What are the Planned Comparison Assumptions?
-Independence – contrasts should not interfere with each other
-Only ever make two comparisons at once. Why?
-Comparisons = K – 1.
-K = number of conditions.
-Not hard to understand but SPSS makes it confusing
-Telling it advance what comparisons we want to make
-Should have 2 comparisons
-If you make more than 2 comparisons, you’re just at the start of the ANOVA again
What are Planned comparison assumptions? Directional hypothesis
-Independence – contrasts should not interfere with each other
-Comparisons = K – 1.
-K = number of conditions.
-Should have 2 comparisons
-If you make more than 2 comparisons, you’re just at the start of the ANOVA again
How do we report the results of a simple one-way ANOVA? non-directional and directional
Non-directional:
‘A one-way ANOVA was conducted to compare the effect of [IV: in this case lecture type] on [DV: in this case subjective well-being]. There was a statistically significant effect of lecture type on subjective wellbeing (F(2,87) = 16.77, p < .001, ηp2 = .278). Bonferroni adjusted post-hoc tests demonstrated a significant difference between Statistics Lectures and Zoology (p = .006), Statistics lectures and Sports Science (p < .001), and Sports Science and Zoology (p = .032).
Directional:
‘A one-way ANOVA was conducted to compare the effect of [IV: in this case lecture type] on [DV: in this case subjective well-being]. There was a statistically significant effect of lecture type on subjective wellbeing (F(2,87) = 16.77, p < .001, ηp2 = .278). Planned contrasts demonstrated a significant difference between Statistics Lectures and Zoology and Sports Science (t(87) = 5.17, p < .001, d = 2.31). There was also a significant difference between Zoology and Sports Science (t(87) = 2.61, p = .011, d = 0.67).

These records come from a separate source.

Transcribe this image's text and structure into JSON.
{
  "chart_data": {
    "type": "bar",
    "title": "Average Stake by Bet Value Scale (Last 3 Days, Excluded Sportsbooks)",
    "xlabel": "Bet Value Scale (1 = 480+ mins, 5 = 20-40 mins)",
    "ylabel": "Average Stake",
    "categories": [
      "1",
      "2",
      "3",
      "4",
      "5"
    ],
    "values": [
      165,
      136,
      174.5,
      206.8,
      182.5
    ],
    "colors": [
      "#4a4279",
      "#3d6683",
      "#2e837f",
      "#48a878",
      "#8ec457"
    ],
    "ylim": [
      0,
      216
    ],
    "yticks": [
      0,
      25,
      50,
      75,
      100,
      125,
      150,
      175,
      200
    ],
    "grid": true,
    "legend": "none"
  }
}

-REMEMBER, WE ALSO HAVE TO PROVIDE INTERPRETATION OF THE DIFFERENCES! PROVIDE MEANS/SDS IN A TABLE OR A FIGURE, OR IN THE TEXT.
-Because ours was significant in non-directional, we have to do further tests
What was an In text example of a one-way ANOVA?
‘A one-way ANOVA was conducted to compare the effect of [IV: in this case lecture type] on [DV: in this case subjective well-being]. There was a statistically significant effect of lecture type on subjective wellbeing (F(2,87) = 16.77, p < .001, ηp2 = .278). Bonferroni adjusted post-hoc tests demonstrated a significant difference between Statistics Lectures (M = 62.63, SD = 16.90) and Zoology (M = 49.23, SD = 13.74; p = .006), Statistics lectures and Sports Science (M = 38.23, SD = 18.08; p < .001), and Sports Science and Zoology (p = .032).
-Same ANOVA as slide before except we just need to add mean and standard deviation as shown above
What are things to consider when ‘grouping’ participants?
-Individual differences
-Our data set demonstrates that subjective wellbeing is greater following a Statistics Lecture compared to a Zoology or Sports Science lecture.
-However, could this be confounded by a third variable. We measured familiarity with the subject… it could be that individuals who were already familiar with statistics (through A-Level perhaps) find it calming or really understand it.
What is a Summary of a One-way ANOVA
One-way ANOVA is a useful tool when you want to compare the means of more than two groups, without increasing the likelihood of TYPE 1 ERROR
Data should be continuous and normally distributed.
Alone, one-way ANOVA tells us only that an effect exists. We have to use planned contrasts or post-hoc tests to identify where the difference(s) is / are.
Provides us with an effect size (partial eta squared), which tells us how much variance can be explained by our groups. This is very similar to R squared in regression.